Getting Agile - Scrum? Kanban? Whatever works for you

It has been a number of years now that the 'agile' approach to software development has been widely accepted, not just by development teams but by sales and marketing experts. 

Older project management approaches such as 'waterfall' have been left dead in the water - too inflexible, too slow and too much risk of ending up having built something which is no longer fit for purpose. 

What is an agile approach?

With an agile approach, constant communication ensures that requirements are going to be met even as they change (as they almost always do), and you ensure the team doesn't get bogged down for extended periods of time. With a sensible 'sprint' cycle, the team works to frequent deadlines, concentrating on small parts of the project at a time and incrementally building the end product. 

Develop an agile approach that works for your business

In the development team here at Passle, we have found that an agile approach has been crucial to being able to develop and maintain the application with the speed and flexibility required by our clients. 

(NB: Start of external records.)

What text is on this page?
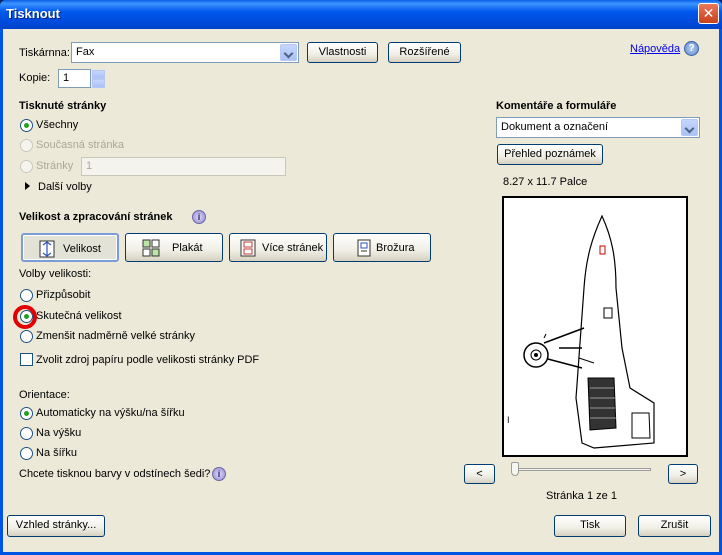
Tisknout	✕
Tiskárnna: Fax	Vlastnosti	Rozšířené	Nápověda ?
Kopie: 1
Tisknuté stránky
Všechny
Současná stránka
Stránky 1
Další volby
Velikost a zpracování stránek	i
Velikost	Plakát	Více stránek	Brožura
Volby velikosti:
Přizpůsobit
Skutečná velikost
Zmenšit nadměrně velké stránky
Zvolit zdroj papíru podle velikosti stránky PDF
Orientace:
Automaticky na výšku/na šířku
Na výšku
Na šířku
Chcete tisknou barvy v odstínech šedi? i
Komentáře a formuláře
Dokument a označení
Přehled poznámek
8.27 x 11.7 Palce
I
<	>
Stránka 1 ze 1
Vzhled stránky...	Tisk	Zrušit
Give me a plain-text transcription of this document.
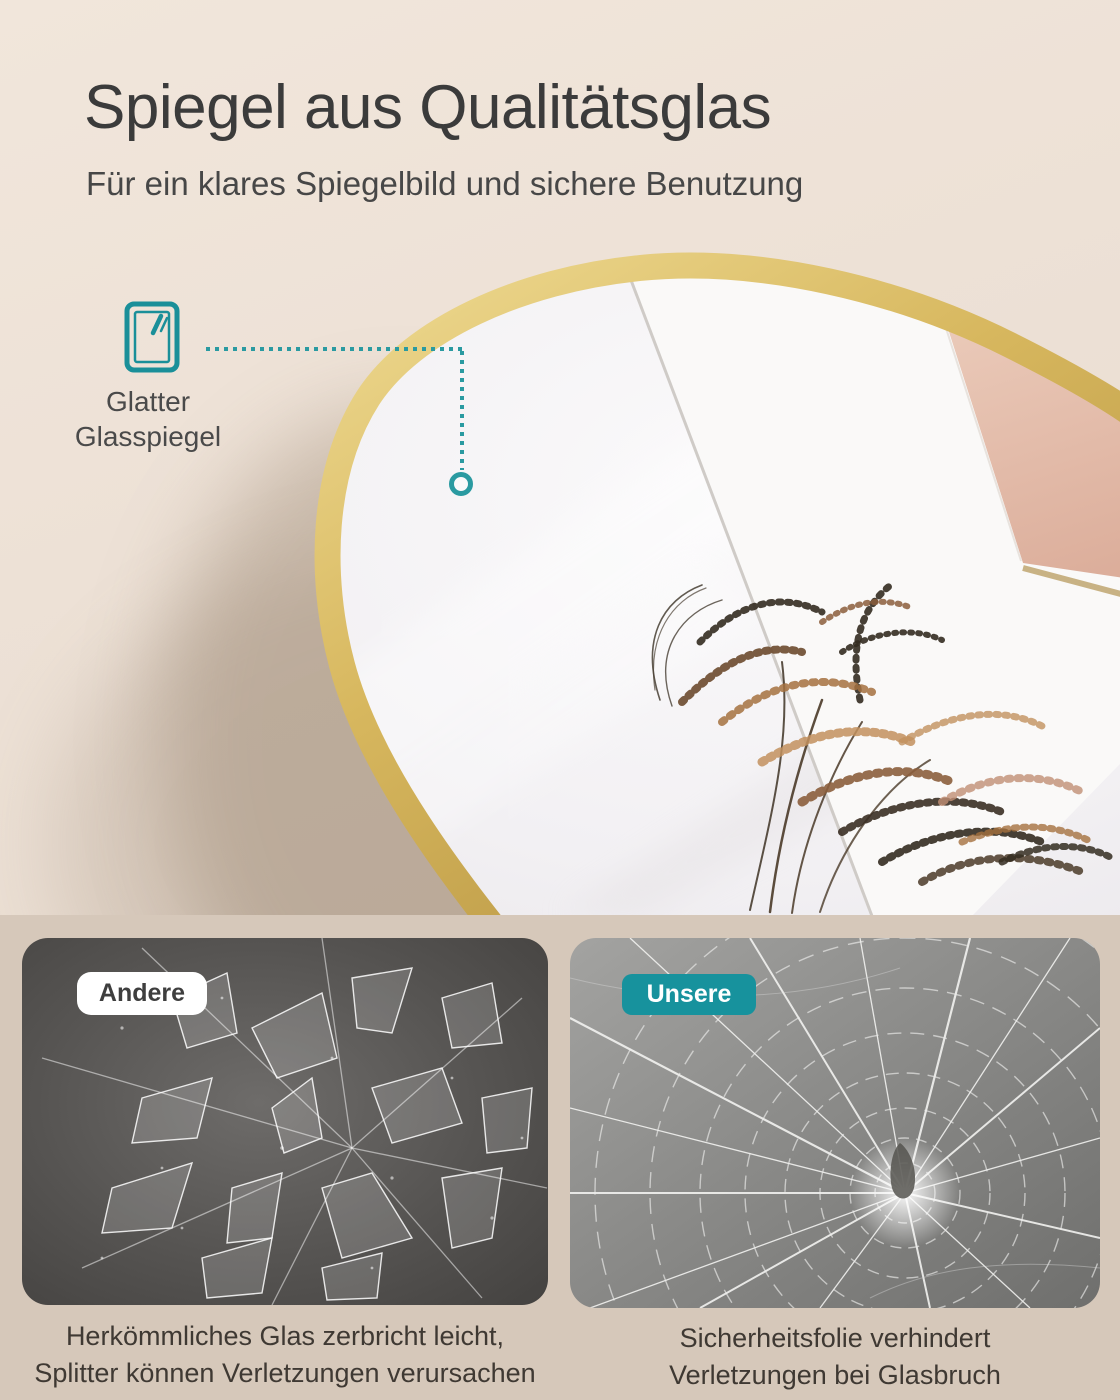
Spiegel aus Qualitätsglas
Für ein klares Spiegelbild und sichere Benutzung
Glatter
Glasspiegel
Andere	Unsere
Herkömmliches Glas zerbricht leicht,
Splitter können Verletzungen verursachen
Sicherheitsfolie verhindert
Verletzungen bei Glasbruch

Like many teams, we've have taken on the principles of agile development and our own processes have evolved. We don't strictly follow 'scrum' or 'lean' methodologies, but our process takes principles from them in a way that works with the structure of our business.

The benefits of agile for us are huge, some of the most important for us at Passle:

  • The efficiency of the development team is dramatically increased - you can achieve a lot in a short period of time
  • The quality of work that is released is higher, as you are always communicating with other stakeholders to ensure the work being completed is in line with requirements
  • The sprint cycle lends itself well to having nice procedures in place for the dev and testing teams to follow - development, code reviews, testing and deployment becomes a smooth process
  • We can react quickly to changes in business requirements, and make changes accordingly

Tie this in with a Continuous integration (CI) strategy, where new work can be easily combined with old and you can make sure the latest end product is available, and you are constantly improving on what you are offering.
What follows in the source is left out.